The rail’s path would be located within the federally designated Pacific Northwest Rail Corridor, one of 11 regions in the country deemed fit for high-speed rail infrastructure. It would take passengers from Portland, through Seattle and up to Vancouver, British Columbia, with several stops in between, including potentially in Snohomish County.

Travel time for passengers bound from Portland or Vancouver to Seattle could be as short as one hour.

If there was a station in Everett, riders could get to downtown Seattle in just 15 minutes.

The ambitious project is dependent on the state securing more federal funding, said transportation department spokesperson Janet Matkin. In 2017, the estimated cost for the construction was $24 billion to $42 billion.

It’ll take at least a decade before construction can even begin, Matkin noted.

“There will likely be a stop or stops in Snohomish County, but exactly where is not yet known,” she said via email.

Other stops in the state could take passengers to Bellingham, Bellevue, Tacoma, Olympia and Longview.

State Sen. Marko Liias, chair of the Senate Transportation Committee, said I-5 and Seattle-Tacoma International Airport are “at capacity.”

In the next three decades, more than 3 million people are expected to move to the “Cascadia mega-region” encompassing Seattle, Portland and Vancouver, according to a June report from WSDOT to the state Legislature.

“At a very high level, our region is going to see a lot of growth in the next decades,” said Liias, a Democrat from Snohomish County. “We have to plan how we transport not just people but also freight and goods.”

Ultra-high-speed rail, though decades out, is a way to accommodate the needs of the state, he said.

As housing affordability continues to be a pressing issue in the region, an high-speed rail would allow people to live in more affordable areas, while also working anywhere they want, Liias said.

The vision for the rail would be an electrified system with zero emissions, Liias said.

In 2022, lawmakers approved the Move Ahead Washington package allocating $150 million for high-speed rail.

Earlier this month, U.S. Reps.
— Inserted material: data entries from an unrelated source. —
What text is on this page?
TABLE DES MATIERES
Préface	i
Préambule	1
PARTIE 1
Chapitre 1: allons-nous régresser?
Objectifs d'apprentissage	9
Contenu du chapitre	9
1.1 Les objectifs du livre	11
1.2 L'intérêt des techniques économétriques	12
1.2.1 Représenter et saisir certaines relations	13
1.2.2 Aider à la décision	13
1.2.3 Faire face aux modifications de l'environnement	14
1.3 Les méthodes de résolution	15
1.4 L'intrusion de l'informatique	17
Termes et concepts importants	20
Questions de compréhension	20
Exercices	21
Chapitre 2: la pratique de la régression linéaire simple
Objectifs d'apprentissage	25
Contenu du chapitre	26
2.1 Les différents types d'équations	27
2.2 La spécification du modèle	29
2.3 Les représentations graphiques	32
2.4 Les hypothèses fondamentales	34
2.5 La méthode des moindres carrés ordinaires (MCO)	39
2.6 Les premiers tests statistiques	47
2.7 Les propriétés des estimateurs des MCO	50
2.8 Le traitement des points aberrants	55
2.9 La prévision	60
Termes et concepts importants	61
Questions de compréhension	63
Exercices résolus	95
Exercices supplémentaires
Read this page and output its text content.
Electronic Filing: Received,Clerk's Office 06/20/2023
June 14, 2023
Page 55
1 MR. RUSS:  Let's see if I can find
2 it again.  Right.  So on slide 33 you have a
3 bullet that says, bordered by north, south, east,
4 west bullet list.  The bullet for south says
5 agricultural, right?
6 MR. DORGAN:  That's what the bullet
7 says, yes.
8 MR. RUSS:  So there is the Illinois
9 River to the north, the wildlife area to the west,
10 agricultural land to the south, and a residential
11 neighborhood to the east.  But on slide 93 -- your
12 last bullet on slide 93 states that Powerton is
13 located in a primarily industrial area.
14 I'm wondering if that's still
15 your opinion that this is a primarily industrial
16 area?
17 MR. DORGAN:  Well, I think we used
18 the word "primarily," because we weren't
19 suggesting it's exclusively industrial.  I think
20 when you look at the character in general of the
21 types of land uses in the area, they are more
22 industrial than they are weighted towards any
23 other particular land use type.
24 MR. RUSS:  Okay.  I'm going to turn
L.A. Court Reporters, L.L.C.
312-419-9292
Suzan DelBene and Rick Larsen, who represent Snohomish County in Congress, were part of a delegation that penned a letter to Secretary of Transportation Pete Buttigieg requesting more federal funding to advance the project.

“Projects like the Cascadia High-Speed Rail system are designed to serve future generations and that type of forward-thinking is what is needed to provide them with the infrastructure they need to succeed,” the letter states. “We believe this project deserves in-depth analysis and the funding needed to move this project forward.”

With Sound Transit’s Link light rail slated to reach Everett by 2041, many businesses and residents are preparing for potential displacement.

State transportation officials have been analyzing similar projects, to figure out how to minimize harm to communities, Liias said. In California, high-speed rail infrastructure is expected to open within the next decade.

“This is the beginning of the public conversation,” he said, “not the end.”